NIWA has been a leader in adopting technologies that advance its scientific capabilities, and houses Aotearoa New Zealand’s largest supercomputing facility. This has enabled ground-breaking contributions to understanding of the global climate system and processes involved in some of the world’s most pressing environmental challenges.
Dr Murdoch says NIWA’s investment in supercomputing means data science has huge potential to be used across a range of sectors, including primary production where many businesses are weather dependant.
“Data science is also likely to play an increasingly important role in helping New Zealand become carbon neutral and adapt to our changing climate.”
Dr Christopher says enhancing capability in areas such computer vision will be of huge benefit to NIWA. “Machine learning techniques will significantly speed up processes such as biosecurity and biodiversity monitoring.
Computer vision is already being used to identify invasive weeds and there are test projects for determining kelp density, shellfish identification and river flow monitoring.
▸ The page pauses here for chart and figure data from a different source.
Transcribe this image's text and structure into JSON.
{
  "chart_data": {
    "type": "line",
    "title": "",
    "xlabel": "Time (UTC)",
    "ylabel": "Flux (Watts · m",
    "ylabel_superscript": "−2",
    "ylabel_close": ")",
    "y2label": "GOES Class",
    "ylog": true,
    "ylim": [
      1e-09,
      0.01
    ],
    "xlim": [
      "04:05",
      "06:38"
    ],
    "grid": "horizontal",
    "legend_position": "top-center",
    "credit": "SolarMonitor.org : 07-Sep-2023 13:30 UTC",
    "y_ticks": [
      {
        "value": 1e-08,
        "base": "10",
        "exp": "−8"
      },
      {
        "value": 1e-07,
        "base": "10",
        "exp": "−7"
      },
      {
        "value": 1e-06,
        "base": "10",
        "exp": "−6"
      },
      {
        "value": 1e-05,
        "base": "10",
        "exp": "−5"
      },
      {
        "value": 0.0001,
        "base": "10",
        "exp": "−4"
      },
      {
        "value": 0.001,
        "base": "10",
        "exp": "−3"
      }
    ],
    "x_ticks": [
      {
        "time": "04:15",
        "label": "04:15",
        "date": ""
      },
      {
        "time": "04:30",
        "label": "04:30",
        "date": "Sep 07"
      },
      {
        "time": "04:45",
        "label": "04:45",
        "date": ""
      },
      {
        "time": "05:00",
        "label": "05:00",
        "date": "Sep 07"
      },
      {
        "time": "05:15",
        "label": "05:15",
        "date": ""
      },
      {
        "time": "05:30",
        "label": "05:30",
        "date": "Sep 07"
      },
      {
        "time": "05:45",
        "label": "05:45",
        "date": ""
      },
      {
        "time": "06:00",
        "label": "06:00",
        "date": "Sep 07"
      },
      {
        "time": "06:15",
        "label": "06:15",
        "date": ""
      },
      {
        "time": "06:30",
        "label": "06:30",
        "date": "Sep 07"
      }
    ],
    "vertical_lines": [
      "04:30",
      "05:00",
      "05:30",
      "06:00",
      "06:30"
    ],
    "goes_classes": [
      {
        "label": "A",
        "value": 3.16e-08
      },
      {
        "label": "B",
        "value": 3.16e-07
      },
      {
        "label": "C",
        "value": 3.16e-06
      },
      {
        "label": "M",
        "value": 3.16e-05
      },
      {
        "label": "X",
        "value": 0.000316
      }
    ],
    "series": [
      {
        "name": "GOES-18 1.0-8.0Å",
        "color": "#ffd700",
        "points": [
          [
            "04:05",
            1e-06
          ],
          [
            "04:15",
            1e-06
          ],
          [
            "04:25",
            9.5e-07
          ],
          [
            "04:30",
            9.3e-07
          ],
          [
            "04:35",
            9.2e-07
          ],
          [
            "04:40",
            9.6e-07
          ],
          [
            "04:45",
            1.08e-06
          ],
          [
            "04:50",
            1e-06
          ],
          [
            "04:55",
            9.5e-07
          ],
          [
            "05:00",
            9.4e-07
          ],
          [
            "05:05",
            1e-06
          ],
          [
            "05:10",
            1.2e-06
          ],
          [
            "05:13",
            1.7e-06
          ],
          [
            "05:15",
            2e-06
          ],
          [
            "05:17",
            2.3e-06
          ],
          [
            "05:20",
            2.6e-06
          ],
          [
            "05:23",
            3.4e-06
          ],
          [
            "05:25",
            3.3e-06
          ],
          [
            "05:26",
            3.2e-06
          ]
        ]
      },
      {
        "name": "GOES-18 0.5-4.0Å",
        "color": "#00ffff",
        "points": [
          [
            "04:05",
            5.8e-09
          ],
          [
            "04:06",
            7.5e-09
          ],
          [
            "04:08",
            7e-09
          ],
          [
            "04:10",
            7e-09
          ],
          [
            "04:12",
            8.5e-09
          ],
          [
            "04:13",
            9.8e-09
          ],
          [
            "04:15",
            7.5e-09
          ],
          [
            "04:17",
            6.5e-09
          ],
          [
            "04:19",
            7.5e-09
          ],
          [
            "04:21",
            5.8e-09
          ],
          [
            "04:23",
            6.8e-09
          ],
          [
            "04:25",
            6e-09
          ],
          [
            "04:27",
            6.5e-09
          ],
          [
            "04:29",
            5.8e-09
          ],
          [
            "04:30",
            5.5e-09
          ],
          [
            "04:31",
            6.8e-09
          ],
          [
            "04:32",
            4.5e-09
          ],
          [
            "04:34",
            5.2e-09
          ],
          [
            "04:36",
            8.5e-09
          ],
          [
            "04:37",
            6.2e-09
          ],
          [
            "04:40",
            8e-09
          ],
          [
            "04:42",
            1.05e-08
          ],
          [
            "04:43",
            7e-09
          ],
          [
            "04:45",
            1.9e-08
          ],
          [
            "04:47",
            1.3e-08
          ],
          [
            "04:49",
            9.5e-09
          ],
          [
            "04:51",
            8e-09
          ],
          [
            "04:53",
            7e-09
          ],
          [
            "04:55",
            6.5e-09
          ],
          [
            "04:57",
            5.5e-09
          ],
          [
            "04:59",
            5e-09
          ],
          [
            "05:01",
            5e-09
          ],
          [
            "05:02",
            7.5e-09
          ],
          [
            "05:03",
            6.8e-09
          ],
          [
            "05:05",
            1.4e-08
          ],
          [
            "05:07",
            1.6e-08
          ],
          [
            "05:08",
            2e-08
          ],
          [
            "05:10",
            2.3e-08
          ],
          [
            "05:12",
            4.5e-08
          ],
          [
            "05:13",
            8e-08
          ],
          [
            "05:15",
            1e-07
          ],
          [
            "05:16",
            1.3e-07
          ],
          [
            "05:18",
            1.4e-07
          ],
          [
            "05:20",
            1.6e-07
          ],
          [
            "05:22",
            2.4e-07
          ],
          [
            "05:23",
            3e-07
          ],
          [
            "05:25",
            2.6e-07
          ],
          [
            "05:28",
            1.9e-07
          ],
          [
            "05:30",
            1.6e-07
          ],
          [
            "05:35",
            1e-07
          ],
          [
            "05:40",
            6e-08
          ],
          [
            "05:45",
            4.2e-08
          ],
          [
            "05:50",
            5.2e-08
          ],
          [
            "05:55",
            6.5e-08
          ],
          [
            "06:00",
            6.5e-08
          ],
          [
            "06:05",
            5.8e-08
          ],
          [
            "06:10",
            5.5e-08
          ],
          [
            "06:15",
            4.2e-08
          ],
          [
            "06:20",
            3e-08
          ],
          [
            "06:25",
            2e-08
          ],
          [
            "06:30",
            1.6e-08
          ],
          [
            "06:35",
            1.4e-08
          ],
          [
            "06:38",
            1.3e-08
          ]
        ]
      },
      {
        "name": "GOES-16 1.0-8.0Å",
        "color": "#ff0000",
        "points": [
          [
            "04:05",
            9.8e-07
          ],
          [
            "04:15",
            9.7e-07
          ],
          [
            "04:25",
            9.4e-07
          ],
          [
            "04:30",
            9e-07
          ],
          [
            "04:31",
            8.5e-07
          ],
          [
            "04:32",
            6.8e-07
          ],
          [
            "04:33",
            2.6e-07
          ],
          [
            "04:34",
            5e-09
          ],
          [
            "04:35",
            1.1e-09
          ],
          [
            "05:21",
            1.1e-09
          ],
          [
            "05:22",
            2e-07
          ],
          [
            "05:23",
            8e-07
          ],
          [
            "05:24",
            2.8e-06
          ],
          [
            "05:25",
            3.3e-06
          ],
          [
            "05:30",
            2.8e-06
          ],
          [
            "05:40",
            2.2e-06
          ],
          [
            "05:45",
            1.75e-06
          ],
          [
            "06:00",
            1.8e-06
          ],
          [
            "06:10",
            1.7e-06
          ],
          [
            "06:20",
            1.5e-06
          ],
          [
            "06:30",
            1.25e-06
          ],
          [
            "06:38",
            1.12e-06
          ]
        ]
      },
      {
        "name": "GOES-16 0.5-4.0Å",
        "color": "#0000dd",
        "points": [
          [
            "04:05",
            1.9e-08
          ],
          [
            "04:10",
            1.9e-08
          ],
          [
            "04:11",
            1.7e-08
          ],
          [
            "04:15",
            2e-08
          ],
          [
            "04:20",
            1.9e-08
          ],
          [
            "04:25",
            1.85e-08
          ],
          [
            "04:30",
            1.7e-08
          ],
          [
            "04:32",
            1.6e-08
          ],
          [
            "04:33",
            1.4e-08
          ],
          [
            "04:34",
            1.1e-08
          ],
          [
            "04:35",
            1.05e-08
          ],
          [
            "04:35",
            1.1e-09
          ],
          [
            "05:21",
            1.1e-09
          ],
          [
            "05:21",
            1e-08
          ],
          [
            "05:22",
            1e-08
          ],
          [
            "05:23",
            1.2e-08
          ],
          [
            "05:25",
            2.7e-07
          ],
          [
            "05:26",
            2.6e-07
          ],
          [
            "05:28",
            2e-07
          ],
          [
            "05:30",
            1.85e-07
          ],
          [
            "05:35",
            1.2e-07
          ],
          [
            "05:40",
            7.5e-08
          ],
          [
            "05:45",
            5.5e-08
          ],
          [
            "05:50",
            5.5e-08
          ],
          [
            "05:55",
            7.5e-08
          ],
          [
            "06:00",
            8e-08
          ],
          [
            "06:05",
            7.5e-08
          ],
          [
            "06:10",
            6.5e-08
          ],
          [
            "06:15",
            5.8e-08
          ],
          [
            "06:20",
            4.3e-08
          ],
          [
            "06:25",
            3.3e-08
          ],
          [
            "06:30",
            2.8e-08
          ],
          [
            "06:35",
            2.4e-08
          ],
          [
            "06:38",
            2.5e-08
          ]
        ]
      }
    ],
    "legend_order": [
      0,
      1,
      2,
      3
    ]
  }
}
It could also assist the fishing industry in their uptake of camera-based systems for species and size identification.
Machine learning is also used widely in NIWA’s climate science to enhance forecasting abilities and was key to the sophisticated high-resolution forecasting provided to Emirates Team New Zealand for their successful defence of the America’s Cup.
Dr Christopher says businesses are demanding more data-based decision making that can be integrated with their own processes, such as supply chains.
“They are asking how weather and climate might affect assets and supply chains which is where we can help. One example is working with the financial and insurance sectors to better support their needs for climate-related financial disclosures and understanding long-term risks and impacts.”